何でも自分でやらなければ気が済まないと動き回る監督ほど失敗するとうものがあった。
ー気心と信頼は別物ー
仕事というものは、一枚の絵(成果や目標)を完成させようと取り組むものだろう。経験や個性という色をいくつも使いながら、一人でも多くの人に感動してもらえるような絵を描こうとする。すると、そのプロセスにおいては、ひとつでも多くの色が必要だと気づく。自分がもっていない色ーあれやこれやと人材を求め、「ここに使う色はこれでいいのか」「もっと違う色で描いたほうがいいのか」と試行錯誤しながら絵を完成させていく。
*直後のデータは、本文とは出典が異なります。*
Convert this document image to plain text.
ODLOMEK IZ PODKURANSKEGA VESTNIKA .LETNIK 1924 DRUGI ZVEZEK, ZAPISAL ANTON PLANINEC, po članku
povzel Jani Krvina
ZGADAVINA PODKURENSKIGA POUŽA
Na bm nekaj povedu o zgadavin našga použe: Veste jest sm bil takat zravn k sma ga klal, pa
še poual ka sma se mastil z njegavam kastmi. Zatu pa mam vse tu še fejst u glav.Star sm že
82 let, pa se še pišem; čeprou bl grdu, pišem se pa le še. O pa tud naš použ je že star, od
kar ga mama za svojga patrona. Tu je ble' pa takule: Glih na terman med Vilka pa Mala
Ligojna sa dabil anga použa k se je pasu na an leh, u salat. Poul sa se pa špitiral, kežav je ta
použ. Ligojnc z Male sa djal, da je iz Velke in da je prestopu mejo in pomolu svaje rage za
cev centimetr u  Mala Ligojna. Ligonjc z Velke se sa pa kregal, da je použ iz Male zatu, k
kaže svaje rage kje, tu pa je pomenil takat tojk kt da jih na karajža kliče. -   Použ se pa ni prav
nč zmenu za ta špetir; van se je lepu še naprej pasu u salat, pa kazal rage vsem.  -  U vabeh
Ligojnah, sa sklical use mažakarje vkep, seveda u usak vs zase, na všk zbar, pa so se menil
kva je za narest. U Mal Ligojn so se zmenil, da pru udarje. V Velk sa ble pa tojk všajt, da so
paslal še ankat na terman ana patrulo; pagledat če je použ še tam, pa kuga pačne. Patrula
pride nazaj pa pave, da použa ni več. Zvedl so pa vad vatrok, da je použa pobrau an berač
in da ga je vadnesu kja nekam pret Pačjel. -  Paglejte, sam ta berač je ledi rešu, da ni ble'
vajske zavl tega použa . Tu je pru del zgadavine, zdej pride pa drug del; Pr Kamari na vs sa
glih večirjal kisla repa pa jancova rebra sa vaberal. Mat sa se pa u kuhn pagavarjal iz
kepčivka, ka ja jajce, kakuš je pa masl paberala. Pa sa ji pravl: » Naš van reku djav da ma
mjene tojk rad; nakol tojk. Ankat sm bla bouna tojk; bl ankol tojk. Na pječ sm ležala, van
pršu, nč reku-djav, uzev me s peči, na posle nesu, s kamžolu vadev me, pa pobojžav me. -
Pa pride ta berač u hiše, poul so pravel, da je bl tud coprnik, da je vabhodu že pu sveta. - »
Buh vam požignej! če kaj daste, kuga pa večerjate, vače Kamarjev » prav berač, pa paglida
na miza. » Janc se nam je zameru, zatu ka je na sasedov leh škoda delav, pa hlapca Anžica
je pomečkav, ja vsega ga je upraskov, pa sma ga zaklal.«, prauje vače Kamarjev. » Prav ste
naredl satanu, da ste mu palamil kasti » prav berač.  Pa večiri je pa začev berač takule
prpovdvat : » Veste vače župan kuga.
同じような色はいくつもいらない。
ー「いつもと違う」にどれだけ気づけるかー
勝利に結びつくよう采配を振るわけだが、その際に大切なのは、グラウンドの中にある情報をどれだけ感じ取れるかということだろう。そこで邪魔になるのが固定概念である。
彼らの表情あ動き方を見ている中で、どうも普段とは違うんじゃないかと感じることができれば、頭がその理由を探ろうと動き出す。つまり、視覚でとらえている映像は同じでも、固定概念を取り除けば、さまざまな情報が得られることが多いのだ。
ー安定感より停滞感のほうがリスクー
レギュラークラスの選手からは、”慣れによる停滞”を取り除かなければいけない。
慣れている安定感を前面に出すか、慣れによる停滞を取り除くか。組織を活性化するための配置転換は難しいものだし、すぐに結果が出るとは限らない。だからこそ、指揮官はしっかりと決断し、実行したのならば最後まで責任を取るべきだろう。
ーレギュラー争いは、選手同士で決着をつけるー
絶対的なレギュラーは、監督やコーチが決めるものではない。
経験や信頼というよりも「誰が見てもレギュラーにする」という答えを出したのである。
ー現場の長は、「いつも」ではなく「たまに」見よー
コーチは毎日の練習をじっくり観察し、必要があれば選手のアドバイスをしていく。では、現場の責任者である私はどうするか。「たまにしか見ない」ことが大切なのではないかと思っている。
「やるべきことさえやってくれれば、その方法やかける時間は任せるよ」
今回はここまで、この考え方を今の自分の立場もしくは役割にどのように活かすか。比較的、全部自分でしなければ学校現場では特に最後のポイントが難しい内容になってくると考える。
がしかし、できるだけ私は学校現場でもこの姿勢を貫いていくようにしている。個人をくわしく見ないということである。アピールするなら自分で行動を起こして、自分自身をマネジメントして、評価を受けなさいと指示しています。これは、社会がそうなっているので仕方がないと思います。これを学校現場で経験しないで、社会出てから「聞いていない」ではかわいそうだある。
徹底的にこちら側からアピローチを取らない努力。これが学校現場、特に高等学校では必要。